The Dot Com Revolution



by



Sarada Gray





         Dorothy Wainwright had never regretted changing her name to Compton, not once, even after everything that had happened.  Not until now.  It was just that in the age of computers, the name Dotty Compton suggested an inevitable abbreviation.

         “You ought to go on Facebook,” Edith said one day.

         “What’s a face book?” asked Dottie, only half-listening, tracing with the pattern on the wrought-iron table with an arthritic finger.  She didn't like it much here, but Edith always wanted to have tea at the garden centre - every week there was something she needed to buy: poinsettias, seeds; compost, depending on the time of year.  And Edith was company.
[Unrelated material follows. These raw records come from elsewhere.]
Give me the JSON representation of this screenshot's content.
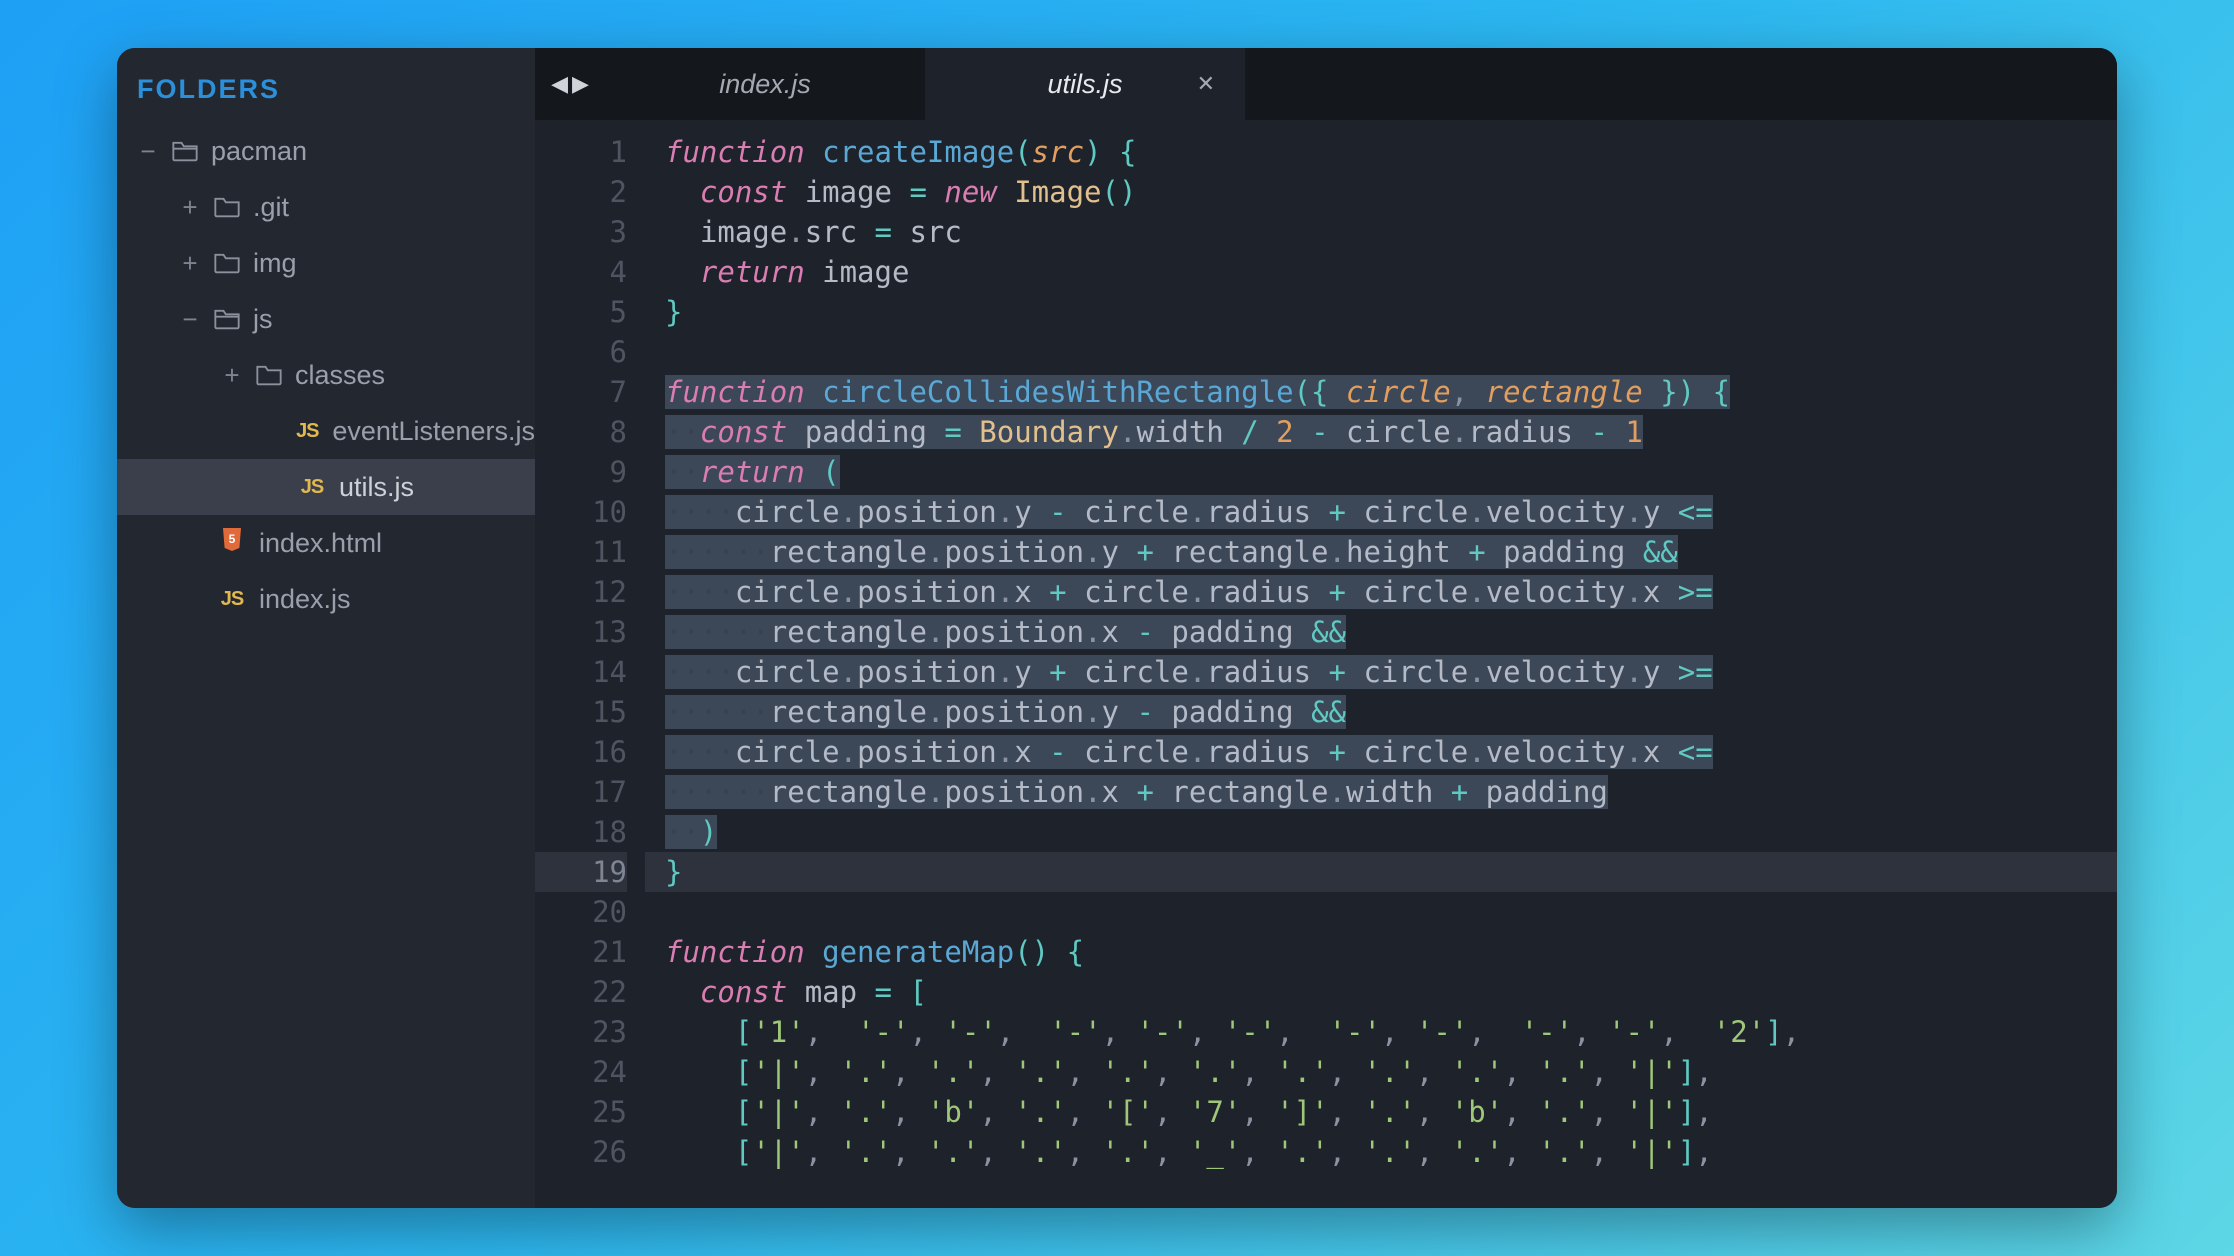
{
  "sidebar": {
    "header": "FOLDERS",
    "tree": [
      {
        "level": 0,
        "expander": "−",
        "icon": "folder-open",
        "label": "pacman"
      },
      {
        "level": 1,
        "expander": "+",
        "icon": "folder",
        "label": ".git"
      },
      {
        "level": 1,
        "expander": "+",
        "icon": "folder",
        "label": "img"
      },
      {
        "level": 1,
        "expander": "−",
        "icon": "folder-open",
        "label": "js"
      },
      {
        "level": 2,
        "expander": "+",
        "icon": "folder",
        "label": "classes"
      },
      {
        "level": 3,
        "expander": "",
        "icon": "js",
        "label": "eventListeners.js"
      },
      {
        "level": 3,
        "expander": "",
        "icon": "js",
        "label": "utils.js",
        "selected": true
      },
      {
        "level": 2,
        "expander": "",
        "icon": "html",
        "label": "index.html",
        "noExpSlot": true
      },
      {
        "level": 2,
        "expander": "",
        "icon": "js",
        "label": "index.js",
        "noExpSlot": true
      }
    ]
  },
  "tabs": {
    "items": [
      {
        "label": "index.js",
        "active": false,
        "close": false
      },
      {
        "label": "utils.js",
        "active": true,
        "close": true
      }
    ],
    "nav_prev": "◀",
    "nav_next": "▶"
  },
  "editor": {
    "lineNumbers": [
      1,
      2,
      3,
      4,
      5,
      6,
      7,
      8,
      9,
      10,
      11,
      12,
      13,
      14,
      15,
      16,
      17,
      18,
      19,
      20,
      21,
      22,
      23,
      24,
      25,
      26
    ],
    "currentLine": 19,
    "highlightRange": [
      7,
      19
    ],
    "code": [
      {
        "t": [
          [
            "kw",
            "function "
          ],
          [
            "fn",
            "createImage"
          ],
          [
            "op",
            "("
          ],
          [
            "param",
            "src"
          ],
          [
            "op",
            ") {"
          ]
        ]
      },
      {
        "t": [
          [
            "",
            "  "
          ],
          [
            "kw",
            "const "
          ],
          [
            "id",
            "image "
          ],
          [
            "op",
            "= "
          ],
          [
            "kw",
            "new "
          ],
          [
            "cls",
            "Image"
          ],
          [
            "op",
            "()"
          ]
        ]
      },
      {
        "t": [
          [
            "",
            "  "
          ],
          [
            "id",
            "image"
          ],
          [
            "pun",
            "."
          ],
          [
            "id",
            "src "
          ],
          [
            "op",
            "= "
          ],
          [
            "id",
            "src"
          ]
        ]
      },
      {
        "t": [
          [
            "",
            "  "
          ],
          [
            "kw",
            "return "
          ],
          [
            "id",
            "image"
          ]
        ]
      },
      {
        "t": [
          [
            "op",
            "}"
          ]
        ]
      },
      {
        "t": [
          [
            "",
            ""
          ]
        ]
      },
      {
        "hl": true,
        "t": [
          [
            "kw",
            "function "
          ],
          [
            "fn",
            "circleCollidesWithRectangle"
          ],
          [
            "op",
            "({ "
          ],
          [
            "param",
            "circle"
          ],
          [
            "pun",
            ", "
          ],
          [
            "param",
            "rectangle"
          ],
          [
            "op",
            " }) {"
          ]
        ]
      },
      {
        "hl": true,
        "t": [
          [
            "dot",
            "··"
          ],
          [
            "kw",
            "const "
          ],
          [
            "id",
            "padding "
          ],
          [
            "op",
            "= "
          ],
          [
            "cls",
            "Boundary"
          ],
          [
            "pun",
            "."
          ],
          [
            "id",
            "width "
          ],
          [
            "op",
            "/ "
          ],
          [
            "num",
            "2"
          ],
          [
            "op",
            " - "
          ],
          [
            "id",
            "circle"
          ],
          [
            "pun",
            "."
          ],
          [
            "id",
            "radius "
          ],
          [
            "op",
            "- "
          ],
          [
            "num",
            "1"
          ]
        ]
      },
      {
        "hl": true,
        "t": [
          [
            "dot",
            "··"
          ],
          [
            "kw",
            "return "
          ],
          [
            "op",
            "("
          ]
        ]
      },
      {
        "hl": true,
        "t": [
          [
            "dot",
            "····"
          ],
          [
            "id",
            "circle"
          ],
          [
            "pun",
            "."
          ],
          [
            "id",
            "position"
          ],
          [
            "pun",
            "."
          ],
          [
            "id",
            "y "
          ],
          [
            "op",
            "- "
          ],
          [
            "id",
            "circle"
          ],
          [
            "pun",
            "."
          ],
          [
            "id",
            "radius "
          ],
          [
            "op",
            "+ "
          ],
          [
            "id",
            "circle"
          ],
          [
            "pun",
            "."
          ],
          [
            "id",
            "velocity"
          ],
          [
            "pun",
            "."
          ],
          [
            "id",
            "y "
          ],
          [
            "op",
            "<="
          ]
        ]
      },
      {
        "hl": true,
        "t": [
          [
            "dot",
            "······"
          ],
          [
            "id",
            "rectangle"
          ],
          [
            "pun",
            "."
          ],
          [
            "id",
            "position"
          ],
          [
            "pun",
            "."
          ],
          [
            "id",
            "y "
          ],
          [
            "op",
            "+ "
          ],
          [
            "id",
            "rectangle"
          ],
          [
            "pun",
            "."
          ],
          [
            "id",
            "height "
          ],
          [
            "op",
            "+ "
          ],
          [
            "id",
            "padding "
          ],
          [
            "op",
            "&&"
          ]
        ]
      },
      {
        "hl": true,
        "t": [
          [
            "dot",
            "····"
          ],
          [
            "id",
            "circle"
          ],
          [
            "pun",
            "."
          ],
          [
            "id",
            "position"
          ],
          [
            "pun",
            "."
          ],
          [
            "id",
            "x "
          ],
          [
            "op",
            "+ "
          ],
          [
            "id",
            "circle"
          ],
          [
            "pun",
            "."
          ],
          [
            "id",
            "radius "
          ],
          [
            "op",
            "+ "
          ],
          [
            "id",
            "circle"
          ],
          [
            "pun",
            "."
          ],
          [
            "id",
            "velocity"
          ],
          [
            "pun",
            "."
          ],
          [
            "id",
            "x "
          ],
          [
            "op",
            ">="
          ]
        ]
      },
      {
        "hl": true,
        "t": [
          [
            "dot",
            "······"
          ],
          [
            "id",
            "rectangle"
          ],
          [
            "pun",
            "."
          ],
          [
            "id",
            "position"
          ],
          [
            "pun",
            "."
          ],
          [
            "id",
            "x "
          ],
          [
            "op",
            "- "
          ],
          [
            "id",
            "padding "
          ],
          [
            "op",
            "&&"
          ]
        ]
      },
      {
        "hl": true,
        "t": [
          [
            "dot",
            "····"
          ],
          [
            "id",
            "circle"
          ],
          [
            "pun",
            "."
          ],
          [
            "id",
            "position"
          ],
          [
            "pun",
            "."
          ],
          [
            "id",
            "y "
          ],
          [
            "op",
            "+ "
          ],
          [
            "id",
            "circle"
          ],
          [
            "pun",
            "."
          ],
          [
            "id",
            "radius "
          ],
          [
            "op",
            "+ "
          ],
          [
            "id",
            "circle"
          ],
          [
            "pun",
            "."
          ],
          [
            "id",
            "velocity"
          ],
          [
            "pun",
            "."
          ],
          [
            "id",
            "y "
          ],
          [
            "op",
            ">="
          ]
        ]
      },
      {
        "hl": true,
        "t": [
          [
            "dot",
            "······"
          ],
          [
            "id",
            "rectangle"
          ],
          [
            "pun",
            "."
          ],
          [
            "id",
            "position"
          ],
          [
            "pun",
            "."
          ],
          [
            "id",
            "y "
          ],
          [
            "op",
            "- "
          ],
          [
            "id",
            "padding "
          ],
          [
            "op",
            "&&"
          ]
        ]
      },
      {
        "hl": true,
        "t": [
          [
            "dot",
            "····"
          ],
          [
            "id",
            "circle"
          ],
          [
            "pun",
            "."
          ],
          [
            "id",
            "position"
          ],
          [
            "pun",
            "."
          ],
          [
            "id",
            "x "
          ],
          [
            "op",
            "- "
          ],
          [
            "id",
            "circle"
          ],
          [
            "pun",
            "."
          ],
          [
            "id",
            "radius "
          ],
          [
            "op",
            "+ "
          ],
          [
            "id",
            "circle"
          ],
          [
            "pun",
            "."
          ],
          [
            "id",
            "velocity"
          ],
          [
            "pun",
            "."
          ],
          [
            "id",
            "x "
          ],
          [
            "op",
            "<="
          ]
        ]
      },
      {
        "hl": true,
        "t": [
          [
            "dot",
            "······"
          ],
          [
            "id",
            "rectangle"
          ],
          [
            "pun",
            "."
          ],
          [
            "id",
            "position"
          ],
          [
            "pun",
            "."
          ],
          [
            "id",
            "x "
          ],
          [
            "op",
            "+ "
          ],
          [
            "id",
            "rectangle"
          ],
          [
            "pun",
            "."
          ],
          [
            "id",
            "width "
          ],
          [
            "op",
            "+ "
          ],
          [
            "id",
            "padding"
          ]
        ]
      },
      {
        "hl": true,
        "t": [
          [
            "dot",
            "··"
          ],
          [
            "op",
            ")"
          ]
        ]
      },
      {
        "cur": true,
        "t": [
          [
            "op",
            "}"
          ]
        ]
      },
      {
        "t": [
          [
            "",
            ""
          ]
        ]
      },
      {
        "t": [
          [
            "kw",
            "function "
          ],
          [
            "fn",
            "generateMap"
          ],
          [
            "op",
            "() {"
          ]
        ]
      },
      {
        "t": [
          [
            "",
            "  "
          ],
          [
            "kw",
            "const "
          ],
          [
            "id",
            "map "
          ],
          [
            "op",
            "= ["
          ]
        ]
      },
      {
        "t": [
          [
            "",
            "    "
          ],
          [
            "op",
            "["
          ],
          [
            "str",
            "'1'"
          ],
          [
            "pun",
            ",  "
          ],
          [
            "str",
            "'-'"
          ],
          [
            "pun",
            ", "
          ],
          [
            "str",
            "'-'"
          ],
          [
            "pun",
            ",  "
          ],
          [
            "str",
            "'-'"
          ],
          [
            "pun",
            ", "
          ],
          [
            "str",
            "'-'"
          ],
          [
            "pun",
            ", "
          ],
          [
            "str",
            "'-'"
          ],
          [
            "pun",
            ",  "
          ],
          [
            "str",
            "'-'"
          ],
          [
            "pun",
            ", "
          ],
          [
            "str",
            "'-'"
          ],
          [
            "pun",
            ",  "
          ],
          [
            "str",
            "'-'"
          ],
          [
            "pun",
            ", "
          ],
          [
            "str",
            "'-'"
          ],
          [
            "pun",
            ",  "
          ],
          [
            "str",
            "'2'"
          ],
          [
            "op",
            "]"
          ],
          [
            "pun",
            ","
          ]
        ]
      },
      {
        "t": [
          [
            "",
            "    "
          ],
          [
            "op",
            "["
          ],
          [
            "str",
            "'|'"
          ],
          [
            "pun",
            ", "
          ],
          [
            "str",
            "'.'"
          ],
          [
            "pun",
            ", "
          ],
          [
            "str",
            "'.'"
          ],
          [
            "pun",
            ", "
          ],
          [
            "str",
            "'.'"
          ],
          [
            "pun",
            ", "
          ],
          [
            "str",
            "'.'"
          ],
          [
            "pun",
            ", "
          ],
          [
            "str",
            "'.'"
          ],
          [
            "pun",
            ", "
          ],
          [
            "str",
            "'.'"
          ],
          [
            "pun",
            ", "
          ],
          [
            "str",
            "'.'"
          ],
          [
            "pun",
            ", "
          ],
          [
            "str",
            "'.'"
          ],
          [
            "pun",
            ", "
          ],
          [
            "str",
            "'.'"
          ],
          [
            "pun",
            ", "
          ],
          [
            "str",
            "'|'"
          ],
          [
            "op",
            "]"
          ],
          [
            "pun",
            ","
          ]
        ]
      },
      {
        "t": [
          [
            "",
            "    "
          ],
          [
            "op",
            "["
          ],
          [
            "str",
            "'|'"
          ],
          [
            "pun",
            ", "
          ],
          [
            "str",
            "'.'"
          ],
          [
            "pun",
            ", "
          ],
          [
            "str",
            "'b'"
          ],
          [
            "pun",
            ", "
          ],
          [
            "str",
            "'.'"
          ],
          [
            "pun",
            ", "
          ],
          [
            "str",
            "'['"
          ],
          [
            "pun",
            ", "
          ],
          [
            "str",
            "'7'"
          ],
          [
            "pun",
            ", "
          ],
          [
            "str",
            "']'"
          ],
          [
            "pun",
            ", "
          ],
          [
            "str",
            "'.'"
          ],
          [
            "pun",
            ", "
          ],
          [
            "str",
            "'b'"
          ],
          [
            "pun",
            ", "
          ],
          [
            "str",
            "'.'"
          ],
          [
            "pun",
            ", "
          ],
          [
            "str",
            "'|'"
          ],
          [
            "op",
            "]"
          ],
          [
            "pun",
            ","
          ]
        ]
      },
      {
        "t": [
          [
            "",
            "    "
          ],
          [
            "op",
            "["
          ],
          [
            "str",
            "'|'"
          ],
          [
            "pun",
            ", "
          ],
          [
            "str",
            "'.'"
          ],
          [
            "pun",
            ", "
          ],
          [
            "str",
            "'.'"
          ],
          [
            "pun",
            ", "
          ],
          [
            "str",
            "'.'"
          ],
          [
            "pun",
            ", "
          ],
          [
            "str",
            "'.'"
          ],
          [
            "pun",
            ", "
          ],
          [
            "str",
            "'_'"
          ],
          [
            "pun",
            ", "
          ],
          [
            "str",
            "'.'"
          ],
          [
            "pun",
            ", "
          ],
          [
            "str",
            "'.'"
          ],
          [
            "pun",
            ", "
          ],
          [
            "str",
            "'.'"
          ],
          [
            "pun",
            ", "
          ],
          [
            "str",
            "'.'"
          ],
          [
            "pun",
            ", "
          ],
          [
            "str",
            "'|'"
          ],
          [
            "op",
            "]"
          ],
          [
            "pun",
            ","
          ]
        ]
      }
    ]
  }
}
“It’s like a meeting-place on the internet”, said Edith, who wasn’t quite sure herself.

“What, like a cafe?”

“Sort of.”

“What’s it for?”

“Well, you choose a name and sign up..”

“And who would I be? - Dotty-Com-dot-com?”  Dorothy poured a little tea into her leaf-patterned china cup, to test the strength.

“Well, why not?  I bet there’s no-one else with that name!”

“I don’t care.”  Dorothy, deciding that the tea was ready, began to pour first Edith’s and then hers (Edith didn't like it too strong). 

“If you're on Facebook then people can find you easily.”

“What if I don't want to be found?”

“Oh, Dottie!” Edith sighed.  “You have to be found, nowadays - it’s the age of information.”

“Well, I’m quite informed enough, thank you.  If not, I’ll ask someone,” said Dorothy primly, and she began to drink her tea.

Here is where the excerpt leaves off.